Happy Birthday Monica !! Wooo hoooo Have a great one!


----------



## Bloodhound (Oct 16, 2007)

Wooo hoooo----Happy Birthday Monica !!
Today's your Birthday!
Today's your Birthday!

"I never could sing".


----------



## scareme (Aug 29, 2006)

Happy Birthday to you!
Happy Birthday to you!
Happy Birthday dear Monica!
Happy Birthday to you!


----------



## Frighteners Entertainment (Jan 24, 2006)
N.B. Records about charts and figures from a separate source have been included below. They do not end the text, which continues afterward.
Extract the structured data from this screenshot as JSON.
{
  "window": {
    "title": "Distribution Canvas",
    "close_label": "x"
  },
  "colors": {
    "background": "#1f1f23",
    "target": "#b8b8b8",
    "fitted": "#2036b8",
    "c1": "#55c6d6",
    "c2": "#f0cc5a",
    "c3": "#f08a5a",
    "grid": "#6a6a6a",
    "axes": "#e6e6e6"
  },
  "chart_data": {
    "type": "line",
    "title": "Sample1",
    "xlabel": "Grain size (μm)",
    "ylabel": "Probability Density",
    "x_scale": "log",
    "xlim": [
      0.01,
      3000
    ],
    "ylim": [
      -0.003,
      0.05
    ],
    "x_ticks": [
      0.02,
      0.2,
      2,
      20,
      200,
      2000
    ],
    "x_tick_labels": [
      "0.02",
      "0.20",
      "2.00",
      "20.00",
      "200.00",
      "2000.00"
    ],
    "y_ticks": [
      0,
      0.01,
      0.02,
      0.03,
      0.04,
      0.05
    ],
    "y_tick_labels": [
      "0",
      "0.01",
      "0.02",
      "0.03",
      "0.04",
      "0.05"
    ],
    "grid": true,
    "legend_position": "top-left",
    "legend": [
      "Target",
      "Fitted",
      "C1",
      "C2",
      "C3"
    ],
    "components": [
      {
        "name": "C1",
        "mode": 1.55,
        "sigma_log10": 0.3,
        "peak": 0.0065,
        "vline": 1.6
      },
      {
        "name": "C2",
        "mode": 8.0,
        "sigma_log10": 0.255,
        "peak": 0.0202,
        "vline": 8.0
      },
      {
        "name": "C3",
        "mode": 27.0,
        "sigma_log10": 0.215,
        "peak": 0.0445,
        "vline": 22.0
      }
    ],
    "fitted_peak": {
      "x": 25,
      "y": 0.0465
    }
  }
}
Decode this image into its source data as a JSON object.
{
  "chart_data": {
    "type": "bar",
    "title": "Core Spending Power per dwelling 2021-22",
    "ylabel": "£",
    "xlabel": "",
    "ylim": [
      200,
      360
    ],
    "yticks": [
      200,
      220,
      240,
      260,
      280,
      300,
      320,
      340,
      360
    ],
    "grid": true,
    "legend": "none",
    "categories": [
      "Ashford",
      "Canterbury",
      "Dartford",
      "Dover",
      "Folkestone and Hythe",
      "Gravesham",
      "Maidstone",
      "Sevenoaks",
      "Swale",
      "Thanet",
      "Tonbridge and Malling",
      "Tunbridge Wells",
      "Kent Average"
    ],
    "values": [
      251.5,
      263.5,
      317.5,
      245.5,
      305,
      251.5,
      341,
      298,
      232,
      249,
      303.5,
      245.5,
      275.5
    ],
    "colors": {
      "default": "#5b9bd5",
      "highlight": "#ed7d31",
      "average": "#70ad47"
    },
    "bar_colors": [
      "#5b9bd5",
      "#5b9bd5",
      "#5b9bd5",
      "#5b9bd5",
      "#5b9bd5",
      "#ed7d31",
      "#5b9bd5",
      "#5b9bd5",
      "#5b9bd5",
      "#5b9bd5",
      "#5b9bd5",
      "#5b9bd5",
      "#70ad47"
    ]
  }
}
WoW, your 1st HauntFroum birthday...
Happy Birthday Monica!!!


----------



## ScareShack (May 26, 2006)

Best Birthday wishes to ya!


----------



## perdidoman (Dec 2, 2007)

*Happy Bday*


----------



## Adam I (Jun 16, 2007)

Happy Birthday


----------



## Fangs (Jun 6, 2006)

Happy Birthday BTM! Hope you have a ghoulishly vonderful day! :devil:


----------



## BadTable Manor (Apr 16, 2008)

Fang you, guys and ghouls. Everyone - drinks on me!


----------



## slimy (Jul 12, 2006)

Happy birthday to the funniest name on the forum!!!!


----------



## Vlad (Aug 2, 2005)

> drinks on me!


Okay, hold still so they don't spill!


----------



## pyro (Oct 7, 2006)

happy birthday to you


----------



## beelce (Jul 21, 2007)

And another big fat HAPPY B-day!!


----------



## Ghostess (Aug 21, 2005)

Happy birthday!!


----------



## PrettyGhoul (Oct 7, 2005)

*Happy Belated Birthday BadTable Manor!!*


----------



## playfx (Mar 10, 2007)

Happy Birthday!


----------



## Lilly (Jun 13, 2006)

Happy Belated Birthday BTM


----------